Idiosoma subtriste

Scientific classification
- Kingdom: Animalia
- Phylum: Arthropoda
- Subphylum: Chelicerata
- Class: Arachnida
- Order: Araneae
- Infraorder: Mygalomorphae
- Family: Idiopidae
- Genus: Idiosoma
- Species: I. subtriste
- Binomial name: Idiosoma subtriste (O.P.-Cambridge, 1877)
- Synonyms: Aganippe subtristis O.P.-Cambridge, 1877 ; Idiommata schomburgki Karsch, 1878 ; Aganippe pulleinei Hogg, 1902;

= Idiosoma subtriste =

- Genus: Idiosoma
- Species: subtriste
- Authority: (O.P.-Cambridge, 1877)

Species of spider

Idiosoma subtriste is a species of mygalomorph spider in the Idiopidae family.

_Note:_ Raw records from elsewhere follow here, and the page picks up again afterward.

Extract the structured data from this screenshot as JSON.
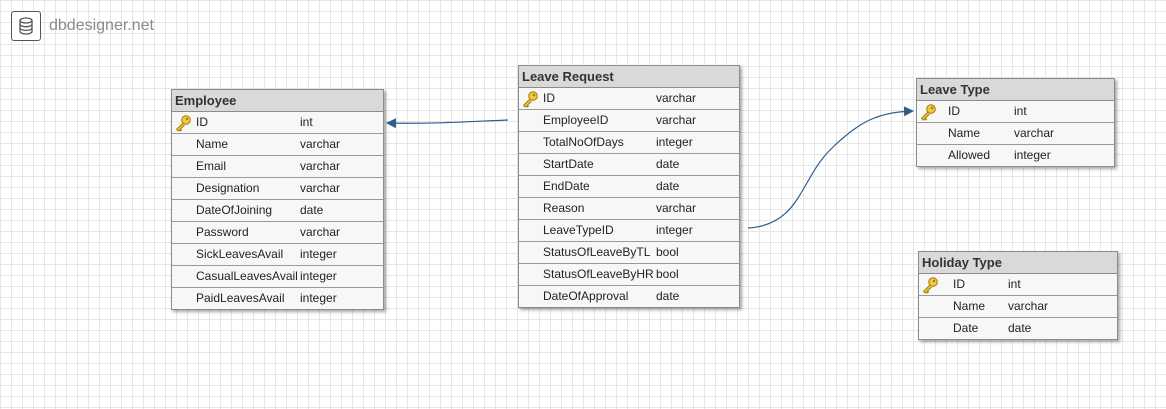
{
  "brand": {
    "name": "dbdesigner.net",
    "icon": "database-icon"
  },
  "colors": {
    "connector": "#2e5d8c",
    "header_bg": "#d9d9d9",
    "key": "#e0b020"
  },
  "tables": {
    "employee": {
      "title": "Employee",
      "rows": [
        {
          "name": "ID",
          "type": "int",
          "pk": true
        },
        {
          "name": "Name",
          "type": "varchar"
        },
        {
          "name": "Email",
          "type": "varchar"
        },
        {
          "name": "Designation",
          "type": "varchar"
        },
        {
          "name": "DateOfJoining",
          "type": "date"
        },
        {
          "name": "Password",
          "type": "varchar"
        },
        {
          "name": "SickLeavesAvail",
          "type": "integer"
        },
        {
          "name": "CasualLeavesAvail",
          "type": "integer"
        },
        {
          "name": "PaidLeavesAvail",
          "type": "integer"
        }
      ]
    },
    "leave_request": {
      "title": "Leave Request",
      "rows": [
        {
          "name": "ID",
          "type": "varchar",
          "pk": true
        },
        {
          "name": "EmployeeID",
          "type": "varchar"
        },
        {
          "name": "TotalNoOfDays",
          "type": "integer"
        },
        {
          "name": "StartDate",
          "type": "date"
        },
        {
          "name": "EndDate",
          "type": "date"
        },
        {
          "name": "Reason",
          "type": "varchar"
        },
        {
          "name": "LeaveTypeID",
          "type": "integer"
        },
        {
          "name": "StatusOfLeaveByTL",
          "type": "bool"
        },
        {
          "name": "StatusOfLeaveByHR",
          "type": "bool"
        },
        {
          "name": "DateOfApproval",
          "type": "date"
        }
      ]
    },
    "leave_type": {
      "title": "Leave Type",
      "rows": [
        {
          "name": "ID",
          "type": "int",
          "pk": true
        },
        {
          "name": "Name",
          "type": "varchar"
        },
        {
          "name": "Allowed",
          "type": "integer"
        }
      ]
    },
    "holiday_type": {
      "title": "Holiday Type",
      "rows": [
        {
          "name": "ID",
          "type": "int",
          "pk": true
        },
        {
          "name": "Name",
          "type": "varchar"
        },
        {
          "name": "Date",
          "type": "date"
        }
      ]
    }
  }
}
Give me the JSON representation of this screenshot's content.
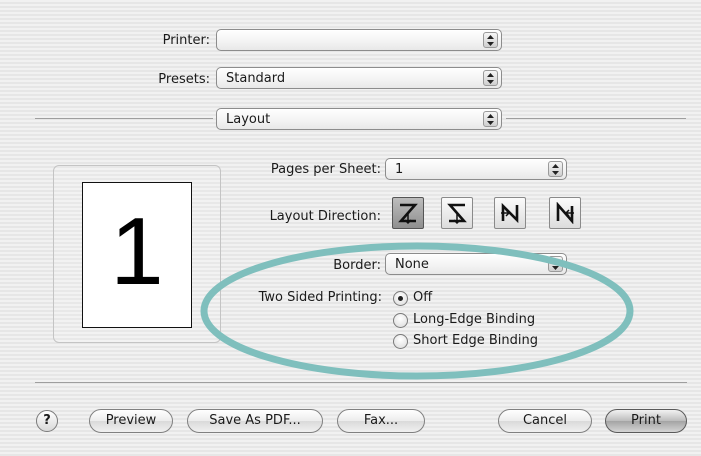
{
  "printer": {
    "label": "Printer:",
    "value": ""
  },
  "presets": {
    "label": "Presets:",
    "value": "Standard"
  },
  "section": {
    "value": "Layout"
  },
  "preview": {
    "page_number": "1"
  },
  "layout": {
    "pages_per_sheet_label": "Pages per Sheet:",
    "pages_per_sheet_value": "1",
    "direction_label": "Layout Direction:",
    "directions": [
      "z-right-down",
      "s-left-down",
      "n-down-right",
      "n-down-left"
    ],
    "selected_direction": "z-right-down",
    "border_label": "Border:",
    "border_value": "None"
  },
  "two_sided": {
    "label": "Two Sided Printing:",
    "options": [
      {
        "label": "Off",
        "checked": true
      },
      {
        "label": "Long-Edge Binding",
        "checked": false
      },
      {
        "label": "Short Edge Binding",
        "checked": false
      }
    ]
  },
  "buttons": {
    "help": "?",
    "preview": "Preview",
    "save_pdf": "Save As PDF...",
    "fax": "Fax...",
    "cancel": "Cancel",
    "print": "Print"
  },
  "icons": {
    "popup_arrows": "updown-arrows-icon",
    "radio": "radio-button"
  },
  "colors": {
    "highlight_ellipse": "#7fbfbd"
  }
}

It is endemic to Australia. It was described in 1877 by British arachnologist Octavius Pickard-Cambridge.

==Distribution and habitat==
The species occurs in South Australia, in the Mount Lofty and Flinders Ranges, in open scrub and woodland habitats. The type locality is Adelaide.

==Behaviour==
The spiders are fossorial, terrestrial predators.